Los abuelos, no hacen esas cosas, me dijo una niña, cuando se lo pregunté. Así, es como me enteré, de que las cosas que mi abuelo me hacía, que no me gustaban, me
dolían, no se hacían a las nietas.

No recuerdo, cuando fue la primera vez, no sé si la recuerdo todas, lo que si se, es que las que recuerdo, las recuerdo perfectamente.

Cada violación, cada tocamiento, cada beso repugnante que me daba en la boca, cuando me decía que le cogiera el pene y moviera mi mano, mi manita de niña pequeña, en un pene de hombre adulto, cada vez que lo pienso, me muero de asco.

Pero él no fue el único, sí el que más duró en el tiempo.

El segundo agresor nos llevó a su hermana pequeña y a mí de paseo. Sentó a su hermana al lado y, mientras me violaba, ella miraba todo el tiempo. Esto me hace pensar, que ella también fue víctima de él, que lo fue, con tan solo estar mirando. Con el tercer agresor yo tenía 8 años y él unos 16, yo accedí , a cambio de que me regalara unas cosas, por aquel entonces, yo creía que eso era normal, desde que tengo uso de razón, lo viví en mi  carne. Mis dos primas, que más adelante me dieron la espalda, estaban allí, mirando la escena.

Mi abuelo , paró cuando yo tenía 12 años, ya tenía la regla y cuerpecito más semejante al de una mujer, que al de una niña, y a él , eso ya no debía gustarle. Degenerado…

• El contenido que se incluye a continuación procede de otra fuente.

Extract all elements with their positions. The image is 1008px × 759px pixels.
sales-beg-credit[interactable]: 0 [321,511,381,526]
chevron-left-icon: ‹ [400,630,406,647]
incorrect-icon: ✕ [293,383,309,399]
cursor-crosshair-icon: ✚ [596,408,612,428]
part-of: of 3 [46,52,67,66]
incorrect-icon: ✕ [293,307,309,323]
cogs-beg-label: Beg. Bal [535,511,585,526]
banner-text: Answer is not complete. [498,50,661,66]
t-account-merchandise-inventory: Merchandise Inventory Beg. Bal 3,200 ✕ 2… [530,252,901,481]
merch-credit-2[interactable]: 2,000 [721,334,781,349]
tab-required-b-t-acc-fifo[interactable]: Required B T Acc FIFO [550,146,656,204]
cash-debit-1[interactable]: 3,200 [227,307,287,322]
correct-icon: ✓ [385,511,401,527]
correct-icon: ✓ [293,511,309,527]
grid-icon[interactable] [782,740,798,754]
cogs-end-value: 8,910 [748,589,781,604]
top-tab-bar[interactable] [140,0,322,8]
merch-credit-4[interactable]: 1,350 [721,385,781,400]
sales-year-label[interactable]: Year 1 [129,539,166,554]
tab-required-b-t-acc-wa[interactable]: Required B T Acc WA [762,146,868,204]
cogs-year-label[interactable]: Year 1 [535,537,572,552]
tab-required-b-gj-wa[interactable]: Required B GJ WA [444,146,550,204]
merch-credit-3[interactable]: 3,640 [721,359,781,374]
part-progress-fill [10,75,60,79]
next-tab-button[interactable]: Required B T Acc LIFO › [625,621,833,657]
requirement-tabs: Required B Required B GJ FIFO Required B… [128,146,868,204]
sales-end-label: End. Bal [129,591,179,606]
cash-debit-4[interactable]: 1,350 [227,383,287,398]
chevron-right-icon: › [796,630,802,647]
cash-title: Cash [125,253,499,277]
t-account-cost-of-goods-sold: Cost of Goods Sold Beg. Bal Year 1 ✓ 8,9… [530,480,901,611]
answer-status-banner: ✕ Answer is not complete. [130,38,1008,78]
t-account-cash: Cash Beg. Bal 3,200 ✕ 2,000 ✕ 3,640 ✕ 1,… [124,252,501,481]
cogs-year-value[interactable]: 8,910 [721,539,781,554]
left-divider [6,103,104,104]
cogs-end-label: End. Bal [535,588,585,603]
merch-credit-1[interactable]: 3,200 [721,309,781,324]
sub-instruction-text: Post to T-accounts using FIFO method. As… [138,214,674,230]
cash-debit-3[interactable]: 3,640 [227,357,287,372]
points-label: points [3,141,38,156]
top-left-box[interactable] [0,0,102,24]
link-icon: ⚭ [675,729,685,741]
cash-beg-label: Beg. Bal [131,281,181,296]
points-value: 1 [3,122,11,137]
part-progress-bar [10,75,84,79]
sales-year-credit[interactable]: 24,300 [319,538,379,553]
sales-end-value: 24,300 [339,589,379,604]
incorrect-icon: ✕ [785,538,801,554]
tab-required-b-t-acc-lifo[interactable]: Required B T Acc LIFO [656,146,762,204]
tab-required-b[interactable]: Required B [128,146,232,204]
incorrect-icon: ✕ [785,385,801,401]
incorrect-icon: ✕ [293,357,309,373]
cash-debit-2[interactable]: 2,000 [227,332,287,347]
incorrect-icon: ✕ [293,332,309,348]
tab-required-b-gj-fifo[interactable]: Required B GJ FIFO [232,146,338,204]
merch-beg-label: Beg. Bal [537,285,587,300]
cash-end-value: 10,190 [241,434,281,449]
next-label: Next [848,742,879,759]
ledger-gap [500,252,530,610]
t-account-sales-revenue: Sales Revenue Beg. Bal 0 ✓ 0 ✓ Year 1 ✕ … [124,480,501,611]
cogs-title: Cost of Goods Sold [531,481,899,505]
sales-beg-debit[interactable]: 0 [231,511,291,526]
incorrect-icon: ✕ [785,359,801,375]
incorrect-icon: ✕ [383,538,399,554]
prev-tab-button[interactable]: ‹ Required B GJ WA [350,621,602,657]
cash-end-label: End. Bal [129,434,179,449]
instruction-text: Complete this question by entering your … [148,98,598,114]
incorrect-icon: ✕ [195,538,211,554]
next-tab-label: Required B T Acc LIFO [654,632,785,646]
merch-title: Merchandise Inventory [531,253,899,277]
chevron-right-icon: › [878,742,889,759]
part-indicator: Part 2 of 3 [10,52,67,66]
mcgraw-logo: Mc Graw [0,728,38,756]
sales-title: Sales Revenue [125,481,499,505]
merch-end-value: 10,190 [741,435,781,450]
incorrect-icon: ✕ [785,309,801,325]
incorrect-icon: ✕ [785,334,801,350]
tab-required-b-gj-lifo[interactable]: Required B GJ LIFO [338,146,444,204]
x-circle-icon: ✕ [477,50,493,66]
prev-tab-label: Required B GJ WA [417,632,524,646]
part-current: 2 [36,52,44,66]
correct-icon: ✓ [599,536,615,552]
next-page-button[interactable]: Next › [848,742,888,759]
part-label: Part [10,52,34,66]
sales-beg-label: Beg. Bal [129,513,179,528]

Con 16, ya creía que todo había pasado, me acostaba con todos los hombres, con los que me me daban un poco de atención. Pasaba de mano en mano, era la puta de 16 años, que a todos les gustaba follarse. Así conocí al cuarto agresor. Yo pensaba que teníamos una especie de relación, pero no era así, él sólo quería follar, aquel día yo no quería. Era un chico musculoso, que no aceptó un no por respuesta, me bajó los pantalones y empezó a violarme, yo le decía que parara , que no quería y me hacía daño , él me contestaba, que me estaba gustando, que lo veía en mi cara. Cuando terminó, me dio un beso, y me dijo que se lo había pasado muy bien, yo quería morirme, había sido mi “culpa” , ahora te aguantas, me dije.

A los 17, ya me estaba volviendo loca, constantemente , el suicidio planeaba por mi cabeza, me hacía marcas en los brazos, me sentaba en la ventana, fumaba mis primeros porros. Al fin, después de una llamada a casa de mi abuelo, diciéndole a mi madre que no lo iba a ver nunca, que no lo quería nada, me armé de valor y lo conté, solo lo de mi abuelo. Mi madre, lógicamente, se lo contó a mi padre, él era hijo de mi agresor, nunca olvidaré la cara de mi padre, blanco, ido, su padre, quien en su niñez, le hizo pasar un infierno (era un padre agresivo, manipulador, cruel) , le había hecho esa cosa tan horrible a su propia hija. Desde aquel día, nunca volvió a ser el mismo. Casi toda la familia me dio, nos dio la espalda, toda una comunidad también. Me criticaban, señalaban con el dedo, mira esa, lo que está haciendo a su pobre abuelo, que mentirosa, se está imaginando una película, solo quiere dinero , menuda sinvergüenza …

El resto de mi vida, fueron desastres, malas decisiones, algún acierto y una vida cargada de traumas, conociendo a las personas equivocadas.

Cansada de dar explicaciones, de ocultar parte de mi vida, empecé a buscar asociaciones, de víctimas de abuso sexual infantil, así conocí “Crisálida” allí todo el mundo me entiende, todas y todos, pasamos por cosas iguales, no tengo que dar explicaciones, es increíble, poder conocer personas que de verdad, te entienden, encontré mi lugar, con personas a las que admiro y quiero. Todavía queda mucho camino por recorrer, pero es más fácil, haciéndolo juntos. Nunca me había planteado ser activista en este tema, en nuestro tema, de tantos y tantas personas. Ahora no puedo parar de pensar en cómo poder ayudar a que otras personas puedan ver las señales para que los niños y niñas, dejen de sufrir estas cosas tan horribles, que te matan en vida.

Ahora somos una gran familia, donde nos apoyamos, nos ayudamos, nos aconsejamos…

Gracias “Crisalida” por ser el pegamento, que ha conseguido esta unión, que me ha dado esperanza, herramientas, por cambiar mi punto de vista en muchas cosas.